Schluss mit Rätselraten: Warum Bluttests & Co. keine Klarheit bringen

Wenn Dein Hund unter Juckreiz, Verdauungsproblemen oder Hautirritationen leidet, willst Du natürlich schnell wissen, was dahintersteckt.
Online oder beim Tierarzt werden dann oft Bluttests, Haaranalysen oder Bioresonanz angeboten. Sie sollen angeblich zeigen, was Dein Hund nicht verträgt. Klingt nach einer einfachen Lösung.
Aber: Diese Tests liefern keine verlässlichen Ergebnisse. Hier erfährst Du, warum und worauf Du Dich wirklich verlassen kannst.

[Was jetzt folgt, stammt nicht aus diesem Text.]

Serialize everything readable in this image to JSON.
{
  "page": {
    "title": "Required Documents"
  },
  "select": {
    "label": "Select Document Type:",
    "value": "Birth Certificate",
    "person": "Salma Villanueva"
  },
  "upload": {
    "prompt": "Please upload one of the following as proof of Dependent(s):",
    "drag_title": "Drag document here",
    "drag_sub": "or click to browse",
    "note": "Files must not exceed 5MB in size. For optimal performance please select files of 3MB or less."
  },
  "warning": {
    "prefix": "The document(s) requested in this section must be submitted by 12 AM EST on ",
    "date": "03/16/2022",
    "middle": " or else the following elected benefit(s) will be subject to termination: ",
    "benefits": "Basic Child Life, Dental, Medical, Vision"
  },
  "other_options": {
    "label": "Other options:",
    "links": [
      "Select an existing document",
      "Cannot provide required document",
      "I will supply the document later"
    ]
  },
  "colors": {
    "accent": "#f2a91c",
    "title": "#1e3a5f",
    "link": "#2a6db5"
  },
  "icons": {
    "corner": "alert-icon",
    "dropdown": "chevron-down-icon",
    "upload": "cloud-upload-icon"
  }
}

Bluttests messen sogenannte Antikörper im Blut, also Eiweißstoffe, die das Immunsystem bildet, wenn es mit bestimmten Nahrungsbestandteilen in Kontakt kommt.
Ein erhöhter IgG-Wert bedeutet aber nur, dass Dein Hund mit einem Futterbestandteil bereits Kontakt hatte, nicht, dass er darauf allergisch reagiert.
Studien zeigen sogar, dass hohe IgG-Werte eher ein Hinweis auf Toleranz sein können, also darauf, dass der Körper das Futter gut kennt und akzeptiert.
👉 Hagen-Plantinga et al. 2017, PubMed

Auch IgE-Tests helfen in den meisten Fällen nicht weiter. Sie sind nur bei echten Allergien aussagekräftig und die sind beim Hund deutlich seltener als Unverträglichkeiten, bei denen gar keine messbare Immunreaktion stattfindet.
Vergleichsstudien zeigen außerdem, dass verschiedene Labore bei denselben Blutproben zu unterschiedlichen Ergebnissen kommen.
👉 Mueller & Olivry 2017, BMC Veterinary Research


Haaranalysen werden oft als einfache Alternative beworben: Man schickt eine Probe ein und bekommt eine Liste mit Futtermitteln, die der Hund angeblich nicht verträgt.
Das Problem: Haare zeigen keine Immunreaktionen oder Allergien. Sie enthalten lediglich Rückstände von Mineralstoffen oder Spurenelementen, haben aber keinen Zusammenhang mit Futterunverträglichkeiten.
In Untersuchungen zeigten identische Haarproben, die an verschiedene Labore geschickt wurden, völlig unterschiedliche Ergebnisse.
👉 Rosendahl et al. 2021, Deutsche Nationalbibliothek


Die sogenannte Bioresonanz soll durch „energetische Schwingungen“ zeigen, welche Futtermittel ein Tier nicht verträgt. Das klingt interessant, hat aber keine wissenschaftliche Grundlage.
Bis heute konnte kein veterinärmedizinisches Institut nachweisen, dass solche Schwingungen messbar oder diagnostisch relevant sind.
Auch Fachgesellschaften stufen Bioresonanz als nicht therapeutisch oder diagnostisch wirksam ein.
👉 Wüthrich 2006, Thieme-Connect PDF (Nachdruck der SGAI-Stellungnahme)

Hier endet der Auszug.